Interdisciplinary Program in Bioinformatics, Seoul National University, Seoul, 151-742, Republic of Korea.
C&K genomics, Seoul National University Research Park, Seoul, 151-919, Republic of Korea.
Sci Rep. 2019 Jul 15;9(1):10189. doi: 10.1038/s41598-019-46249-x.

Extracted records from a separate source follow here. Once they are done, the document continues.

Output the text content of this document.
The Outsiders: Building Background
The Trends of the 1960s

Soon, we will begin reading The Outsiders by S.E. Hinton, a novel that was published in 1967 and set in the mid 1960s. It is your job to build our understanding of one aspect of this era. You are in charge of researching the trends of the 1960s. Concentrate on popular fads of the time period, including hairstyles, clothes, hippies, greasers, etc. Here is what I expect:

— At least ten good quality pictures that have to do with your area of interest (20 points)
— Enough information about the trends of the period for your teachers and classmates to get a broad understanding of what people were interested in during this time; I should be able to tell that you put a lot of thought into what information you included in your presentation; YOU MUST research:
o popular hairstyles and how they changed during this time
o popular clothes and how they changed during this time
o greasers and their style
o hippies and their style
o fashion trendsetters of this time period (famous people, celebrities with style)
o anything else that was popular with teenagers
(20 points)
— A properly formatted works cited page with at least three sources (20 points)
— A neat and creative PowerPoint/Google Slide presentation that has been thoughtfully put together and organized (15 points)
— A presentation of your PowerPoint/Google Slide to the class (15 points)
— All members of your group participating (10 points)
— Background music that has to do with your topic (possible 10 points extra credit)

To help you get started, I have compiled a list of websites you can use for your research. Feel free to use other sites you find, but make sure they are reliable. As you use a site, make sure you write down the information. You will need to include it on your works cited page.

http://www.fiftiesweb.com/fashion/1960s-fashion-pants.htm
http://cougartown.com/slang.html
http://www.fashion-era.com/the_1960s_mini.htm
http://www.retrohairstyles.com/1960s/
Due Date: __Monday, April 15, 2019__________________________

Diseases prediction has been performed by machine learning approaches with various biological data. One of the representative data is the gut microbial community, which interacts with the host's immune system. The abundance of a few microorganisms has been used as markers to predict diverse diseases. In this study, we hypothesized that multi-classification using machine learning approach could distinguish the gut microbiome from following six diseases: multiple sclerosis, juvenile idiopathic arthritis, myalgic encephalomyelitis/chronic fatigue syndrome, acquired immune deficiency syndrome, stroke and colorectal cancer. We used the abundance of microorganisms at five taxonomy levels as features in 696 samples collected from different studies to establish the best prediction model. We built classification models based on four multi-class classifiers and two feature selection methods including a forward selection and a backward elimination. As a result, we found that the performance of classification is improved as we use the lower taxonomy levels of features; the highest performance was observed at the genus level. Among four classifiers, LogitBoost-based prediction model outperformed other classifiers. Also, we suggested the optimal feature subsets at the genus-level obtained by backward elimination. We believe the selected feature subsets could be used as markers to distinguish various diseases simultaneously. The finding in this study suggests the potential use of selected features for the diagnosis of several diseases.
疾病预测已经通过机器学习方法和各种生物数据来实现。其中一种有代表性的数据是肠道微生物群落,它与宿主的免疫系统相互作用。一些微生物的丰度已被用作预测多种疾病的标志物。在这项研究中,我们假设使用机器学习方法进行多分类可以区分以下六种疾病的肠道微生物组:多发性硬化症、青少年特发性关节炎、肌痛性脑脊髓炎/慢性疲劳综合征、获得性免疫缺陷综合征、中风和结直肠癌。我们使用来自不同研究的 696 个样本中微生物的丰度作为特征,在五个分类学水平上建立了最佳预测模型。我们基于四个多类分类器和两种特征选择方法(包括前向选择和后向消除)构建了分类模型。结果表明,随着我们使用特征的较低分类学水平,分类的性能得到了提高;在属水平上观察到的性能最高。在四个分类器中,基于 LogitBoost 的预测模型优于其他分类器。此外,我们还提出了通过后向消除获得的属水平上的最优特征子集。我们认为所选特征子集可用于同时区分各种疾病。这项研究的结果表明,所选特征在几种疾病的诊断中有潜在的应用价值。